Now, wisdom (or prudence) is the cardinal virtue which presides over all the other three virtues. And wisdom (or prudence) tells us that strategy in war, that sometimes necessary evil; diplomacy betwixt the representatives of nations; and above and beyond all the imparting to the general body of the people only so much knowledge of the tendencies of current events as is for the common good, can have intellectual and moral justification on this one fundamental ethical principle only, namely, that partial truth is not less true, in its measure and in its degree, than the full orb of truth.

Again; where a sound intellectual and moral basis is not consciously held, man, by the rules that govern his rational nature, will not “walk sure-footedly.” Moreover, it is impossible for a self-respecting free people to allow that essential unity does not prevail betwixt the fundamental principles of both private action and public action. For just wars and politics are not the pawns of a game that has been devised and patented by the devil. Just wars and politics are ethics working in the living present, in the wider field of human conduct. And, properly understood, they are, after their kind, and must be, if they are lawful to rational creatures, as noble and as much under the reign, rule, and governance of the Ideal Man as are those solemn acts of life which have been (amongst other purposes) devised to remind man of the transcendental nature of his origin and destiny.

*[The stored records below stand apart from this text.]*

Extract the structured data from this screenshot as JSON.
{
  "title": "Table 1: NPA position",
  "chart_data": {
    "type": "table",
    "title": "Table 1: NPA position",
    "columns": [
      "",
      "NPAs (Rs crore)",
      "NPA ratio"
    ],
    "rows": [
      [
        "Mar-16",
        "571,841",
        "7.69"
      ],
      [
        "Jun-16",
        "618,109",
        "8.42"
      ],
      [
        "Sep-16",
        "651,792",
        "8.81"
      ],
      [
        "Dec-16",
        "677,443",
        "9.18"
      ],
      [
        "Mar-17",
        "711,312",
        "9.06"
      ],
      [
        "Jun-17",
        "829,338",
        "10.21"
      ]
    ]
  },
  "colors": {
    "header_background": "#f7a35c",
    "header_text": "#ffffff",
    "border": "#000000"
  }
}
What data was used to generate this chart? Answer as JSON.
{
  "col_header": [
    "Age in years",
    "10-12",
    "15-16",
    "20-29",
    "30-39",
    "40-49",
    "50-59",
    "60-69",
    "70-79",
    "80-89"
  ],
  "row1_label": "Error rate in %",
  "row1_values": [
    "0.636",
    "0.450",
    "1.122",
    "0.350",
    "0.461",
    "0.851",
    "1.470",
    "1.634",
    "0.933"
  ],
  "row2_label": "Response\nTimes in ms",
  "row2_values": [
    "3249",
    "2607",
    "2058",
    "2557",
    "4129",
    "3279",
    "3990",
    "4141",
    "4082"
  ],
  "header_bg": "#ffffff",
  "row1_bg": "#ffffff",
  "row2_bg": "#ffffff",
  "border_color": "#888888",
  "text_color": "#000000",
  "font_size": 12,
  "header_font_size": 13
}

Just as on some wild, tempestuous night, the full orb of the silvery moon is obscured to the eye of the gazer by a dark, driving cloud.

Now, it has been said that, partly, because Oldcorne inferred insincerity of heart in Humphrey Littleton, and, partly, because Oldcorne inferred in his questioner pernicious purposes in propounding the question he did propound respecting the moral lawfulness, or otherwise, of the Gunpowder Plot, therefore Oldcorne gave Littleton an answer sounding in partial — that is, in this case, in abstract, in speculative — truth alone.

Oldcorne’s own expressed words are as follow: —

In this warie sort I spake to him bycause I doubted he came to entrap me, and that he should take no advantage of my words whither he reported them to Catholics or to Protestants.

Unquestionably, this must have been a reason — one reason, that is — for Father Oldcorne’s flanking, evasive reply, sounding in partial — that is, in this case, in abstract, in speculative — truth alone.

For otherwise a man of such approved goodness and established character would have never declared it to be a reason. The contrary supposal it is impossible to entertain.

But because Oldcorne’s declared reason was undoubtedly a reason, it does not follow — regard being had to persons, times, and circumstances — either from the demands of universal reason or moral fitness, that it was his only and sole reason, nor (still less) that it was his paramount and predominant reason for his action in question, that is, for his mode of couching the aforesaid Declaration in partial truth alone.

What leads to the conclusion with resistless force that Oldcorne’s alleged reason cannot have been his paramount, his predominant, reason is the simple, indisputable fact that such an aim so egregiously miscarried.